Pittsburgh Aggressively Reduces Energy and Water

City moves toward 50% reduction

 
Pittsburgh skyline

Pittsburgh 2030 District challenges building owners to reduce water and energy consumption by 50%. Reports show an aggregated site EUI of 70.5, which is an 11.6% reduction from 2012.

A community of high-performing buildings, members of the Pittsburgh 2030 District are making strides toward energy and water efficiency.

To participate, properties commit to a 50% reduction in energy consumption by 2030, which is measured by site energy use intensity (EUI) from the 2003 Commercial Buildings Energy Consumption Survey (CBECS).
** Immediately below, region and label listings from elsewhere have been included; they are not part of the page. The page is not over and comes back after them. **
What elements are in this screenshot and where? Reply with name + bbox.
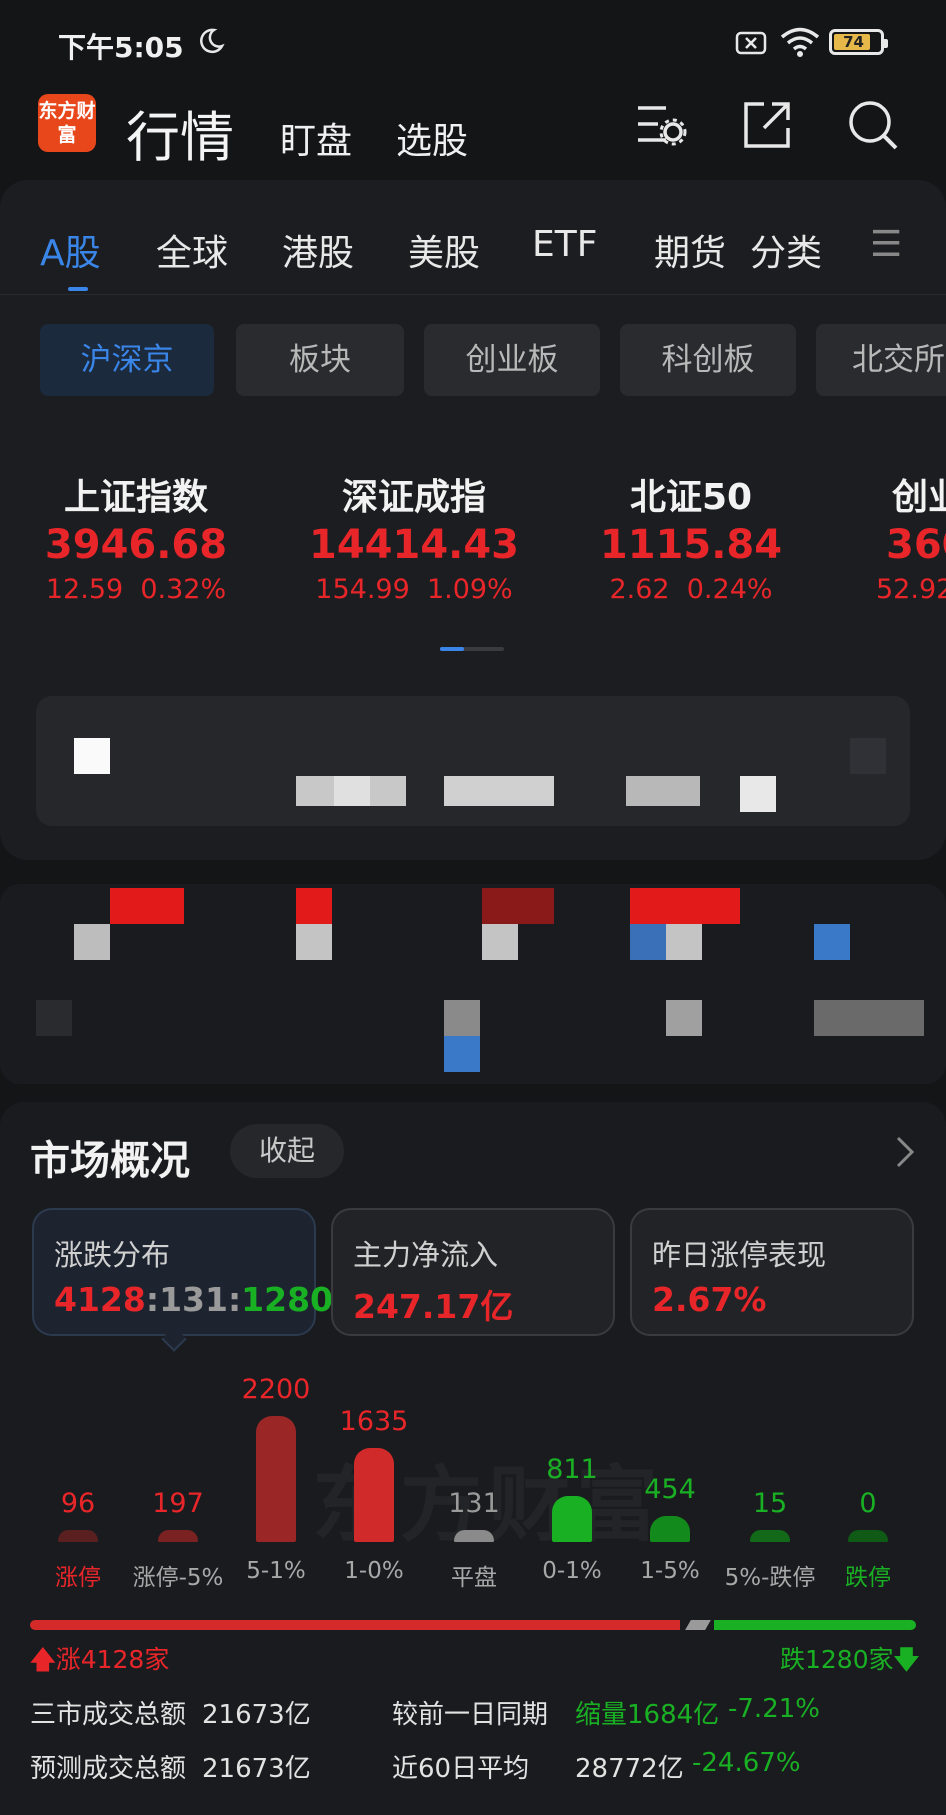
index-card-bse50[interactable]: 北证50 1115.84 2.62 0.24% (576, 468, 806, 605)
avg60-label: 近60日平均 (392, 1754, 530, 1784)
index-name: 上证指数 (63, 477, 208, 518)
fall-ratio-bar (714, 1620, 916, 1630)
index-value: 14414.43 (308, 522, 520, 568)
index-value: 1115.84 (599, 522, 783, 568)
card-yesterday-limit-up[interactable]: 昨日涨停表现 2.67% (630, 1208, 914, 1336)
flat-count: 131 (159, 1280, 228, 1319)
card-label: 昨日涨停表现 (652, 1238, 827, 1272)
subtab-bse[interactable]: 北交所 (816, 324, 946, 396)
index-value: 360 (886, 522, 946, 568)
tab-etf[interactable]: ETF (532, 224, 597, 265)
index-change: 52.92 (876, 574, 946, 605)
rise-count: 4128 (54, 1280, 146, 1319)
index-change: 12.59 (45, 574, 124, 605)
index-change: 154.99 (315, 574, 410, 605)
card-value: 247.17亿 (353, 1287, 514, 1326)
fall-count-text: 跌1280家 (780, 1645, 894, 1674)
battery-level: 74 (843, 33, 864, 51)
index-card-szse[interactable]: 深证成指 14414.43 154.99 1.09% (294, 468, 534, 605)
moon-icon (196, 26, 226, 60)
page-title: 行情 (126, 106, 234, 169)
share-icon[interactable] (742, 100, 792, 154)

The Green Building Alliance (GBA) works with each facility to establish a specific EUI baseline, taking into account current use types, operational characteristics, and regional climate factors.

So far, the district reports an aggregated site EUI of 70.5, which represents an 11.6% reduction from the baseline. At 286,508,179 kBTU avoided, this demand reduction is equivalent to removing 7,748 homes from the electric grid.

Unlike the energy target, there is no national average of water consumption for existing buildings. GBA instead worked with the Pittsburgh Water and Sewer Authority to establish a district water baseline from historic water consumption.

Existing building targets for water consumption mirror those for energy: a 50% reduction by the year 2030, with an interim target of a 10% reduction by 2015.

An indoor air quality metric is currently in development, with a pilot testing phase to open later in 2014.

Launched in 2012, the program has grown to 109 buildings with 35 million square feet of real estate. Participating organizations include PNC Financial Services Group, Point Park University, Carnegie Museums, Jones Lang LaSalle, Trek Development Group, and the Pittsburgh Pirates, Penguins, and Steelers.